We decided to migrate to our ancestoral village in the region of Konkan. My great-grandfather migrated from this village to Kolhapur town to join Rajaram College as professor of mathematics. Since then our house was lying idle. The move was a very ‘irrational’ decision. While not absolutely clear about what we were going to do, Minal and I read more on K.J. Baby’s Kanavu nonformal school and Bunker Roy’s Barefoot College, as well as J. Krishnamurthi’s and Gandhi’s ideas on education.

We converted our 80-year old abandoned ancestral house into a school that would provide real education. Instead of lectures in closed classrooms, we would help children learn through observation, by making mistakes and experiencing responsibility. Two youth from a local orphanage initially joined us for this experiment.

‘School without Walls’ came together by questioning, experimenting and exploring. Our daily life problems became our curriculum to learn. It slowly developed into a school for the students, of the students and by the students. Today, our daughter, Mrunalini, is no longer going to school. She is grooming herself wonderfully in this natural learning system.

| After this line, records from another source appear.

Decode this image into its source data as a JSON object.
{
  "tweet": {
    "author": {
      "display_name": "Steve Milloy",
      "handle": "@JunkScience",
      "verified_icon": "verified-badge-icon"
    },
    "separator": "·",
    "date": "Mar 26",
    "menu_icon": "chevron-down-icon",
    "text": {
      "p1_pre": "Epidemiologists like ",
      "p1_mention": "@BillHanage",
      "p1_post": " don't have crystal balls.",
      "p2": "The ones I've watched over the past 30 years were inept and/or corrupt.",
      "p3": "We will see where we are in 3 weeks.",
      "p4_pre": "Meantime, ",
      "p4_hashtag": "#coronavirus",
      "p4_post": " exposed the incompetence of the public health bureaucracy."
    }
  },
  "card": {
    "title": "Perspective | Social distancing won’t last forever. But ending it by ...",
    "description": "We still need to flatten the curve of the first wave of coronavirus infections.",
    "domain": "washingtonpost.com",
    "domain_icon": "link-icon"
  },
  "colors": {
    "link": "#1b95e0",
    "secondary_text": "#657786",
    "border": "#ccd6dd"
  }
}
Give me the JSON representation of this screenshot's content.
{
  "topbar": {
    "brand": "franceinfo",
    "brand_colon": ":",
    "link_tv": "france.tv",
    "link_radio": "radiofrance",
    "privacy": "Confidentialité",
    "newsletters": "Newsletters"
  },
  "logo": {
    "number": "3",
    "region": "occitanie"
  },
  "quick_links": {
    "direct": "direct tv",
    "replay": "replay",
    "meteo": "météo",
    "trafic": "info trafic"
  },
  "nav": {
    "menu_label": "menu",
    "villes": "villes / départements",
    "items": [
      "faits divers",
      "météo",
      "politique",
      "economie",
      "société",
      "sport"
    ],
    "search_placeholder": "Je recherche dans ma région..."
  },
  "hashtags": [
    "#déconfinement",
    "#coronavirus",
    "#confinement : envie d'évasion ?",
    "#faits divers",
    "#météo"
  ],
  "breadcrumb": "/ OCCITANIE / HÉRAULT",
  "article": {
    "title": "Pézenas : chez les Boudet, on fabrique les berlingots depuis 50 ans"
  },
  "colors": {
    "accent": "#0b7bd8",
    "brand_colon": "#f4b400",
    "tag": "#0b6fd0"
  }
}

To nurture the spirit of entrepreneurship and self-reliance among ourselves and our ex-students, the concept of ‘Incubation — A Resource Center’ has emerged. We are producing vermi-wash/vermi-compost on a industrial scale. We are now planning to start a bakery unit, organic fast food center, and soil brick production.

Over the years, I have learnt that money is not an end in itself. You should try to do what you like best of all.

Minal and I feel content these days. Finally, what our conscience tells us, and what we actually do in our daily lives, is converging.